EXAMPLE · Example 7.8

Customer support routing (AGENTIC)

An LLM-routed space that interprets free-form requests and dispatches to deterministic tasks.

@supportDesk:AGENTIC
>>> Routes incoming customer queries to the right task by semantic interpretation.
>
$agentic_main
>>> Interpret the request using the customer's message and metadata.
>>> If the query is about order status, call $lookupOrder.
>>> If it is a complaint, call $logComplaint.
>>> If it is a refund request, call $processRefund.
>>> Otherwise, call $fallback.
>
$lookupOrder(in=%orderID, out=%status)
>>> Fetches order status from the order database.
>
$logComplaint(in=%complaintText)
>>> Creates a complaint record in the CRM system.
>
$processRefund(in=%orderID, out=%refundReceipt)
>>> Processes a refund through the payment gateway and returns a receipt.
>
$fallback
>>> Apologises to the customer and logs the unclassified request for review.

What this shows

Semantic routing on free-form input. The :AGENTIC selector uses an LLM to interpret natural-language customer queries and pick the appropriate downstream task. The routing logic itself is written in plain English and travels with the contract.

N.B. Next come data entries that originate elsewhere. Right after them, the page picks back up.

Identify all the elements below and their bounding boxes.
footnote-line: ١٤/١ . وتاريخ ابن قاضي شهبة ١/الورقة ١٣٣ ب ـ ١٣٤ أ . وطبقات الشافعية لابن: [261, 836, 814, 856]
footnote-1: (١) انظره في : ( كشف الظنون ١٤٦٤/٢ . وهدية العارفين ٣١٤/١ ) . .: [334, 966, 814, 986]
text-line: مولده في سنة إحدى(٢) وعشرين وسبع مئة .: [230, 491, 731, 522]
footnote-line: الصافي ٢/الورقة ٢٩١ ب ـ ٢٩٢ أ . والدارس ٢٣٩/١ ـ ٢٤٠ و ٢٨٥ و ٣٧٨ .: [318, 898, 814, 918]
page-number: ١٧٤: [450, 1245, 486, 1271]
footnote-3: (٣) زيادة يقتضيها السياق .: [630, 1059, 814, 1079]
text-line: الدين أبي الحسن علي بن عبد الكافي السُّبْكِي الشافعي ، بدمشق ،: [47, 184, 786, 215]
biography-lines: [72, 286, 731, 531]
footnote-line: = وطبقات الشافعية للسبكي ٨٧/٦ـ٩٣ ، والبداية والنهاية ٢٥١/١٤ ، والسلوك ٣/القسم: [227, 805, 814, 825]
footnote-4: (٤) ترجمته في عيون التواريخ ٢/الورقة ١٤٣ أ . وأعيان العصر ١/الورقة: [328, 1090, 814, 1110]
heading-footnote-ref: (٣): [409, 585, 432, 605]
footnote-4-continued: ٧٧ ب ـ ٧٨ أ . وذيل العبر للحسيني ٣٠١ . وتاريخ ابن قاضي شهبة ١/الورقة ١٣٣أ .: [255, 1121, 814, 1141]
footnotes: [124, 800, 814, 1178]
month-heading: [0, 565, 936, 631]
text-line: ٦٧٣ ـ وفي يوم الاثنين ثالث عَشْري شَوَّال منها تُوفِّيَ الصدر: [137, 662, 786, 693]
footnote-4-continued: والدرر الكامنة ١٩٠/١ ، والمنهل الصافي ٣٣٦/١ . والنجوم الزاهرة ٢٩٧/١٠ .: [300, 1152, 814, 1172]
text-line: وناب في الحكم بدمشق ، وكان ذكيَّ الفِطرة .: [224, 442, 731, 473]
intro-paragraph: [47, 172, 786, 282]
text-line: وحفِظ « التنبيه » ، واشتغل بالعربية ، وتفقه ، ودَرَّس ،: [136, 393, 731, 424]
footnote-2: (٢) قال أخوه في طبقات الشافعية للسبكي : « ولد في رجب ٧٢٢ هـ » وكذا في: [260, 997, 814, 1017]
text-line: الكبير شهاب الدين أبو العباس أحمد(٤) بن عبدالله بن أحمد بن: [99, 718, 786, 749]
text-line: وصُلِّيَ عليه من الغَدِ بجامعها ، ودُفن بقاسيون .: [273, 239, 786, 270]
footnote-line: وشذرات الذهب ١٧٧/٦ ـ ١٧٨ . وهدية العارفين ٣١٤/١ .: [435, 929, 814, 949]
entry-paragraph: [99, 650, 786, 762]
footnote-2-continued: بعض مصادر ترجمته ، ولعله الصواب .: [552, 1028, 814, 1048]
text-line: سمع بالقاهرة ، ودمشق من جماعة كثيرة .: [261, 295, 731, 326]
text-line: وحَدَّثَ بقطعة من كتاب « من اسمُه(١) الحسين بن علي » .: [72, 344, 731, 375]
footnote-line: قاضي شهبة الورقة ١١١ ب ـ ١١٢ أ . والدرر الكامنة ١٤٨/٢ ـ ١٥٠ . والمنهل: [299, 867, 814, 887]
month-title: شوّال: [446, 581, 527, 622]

Domain-specific tasks remain deterministic. $lookupOrder, $logComplaint, and $processRefund are normal tasks that perform precise actions. The AI’s only job is to choose between them.

Graceful unclassified handling. $fallback ensures every unrecognised request is acknowledged and logged for human review. Nothing is silently dropped.

A clean place for the AI to live. The contract names exactly where AI judgment is allowed — at the routing surface — and what it must do (call one of these specific tasks). Boundaries are auditable; the AI cannot quietly invent a new branch.

Well-suited to high input variability. This pattern is best where intent must be inferred from natural language. For input shapes that are predictable, prefer a :FUNC space.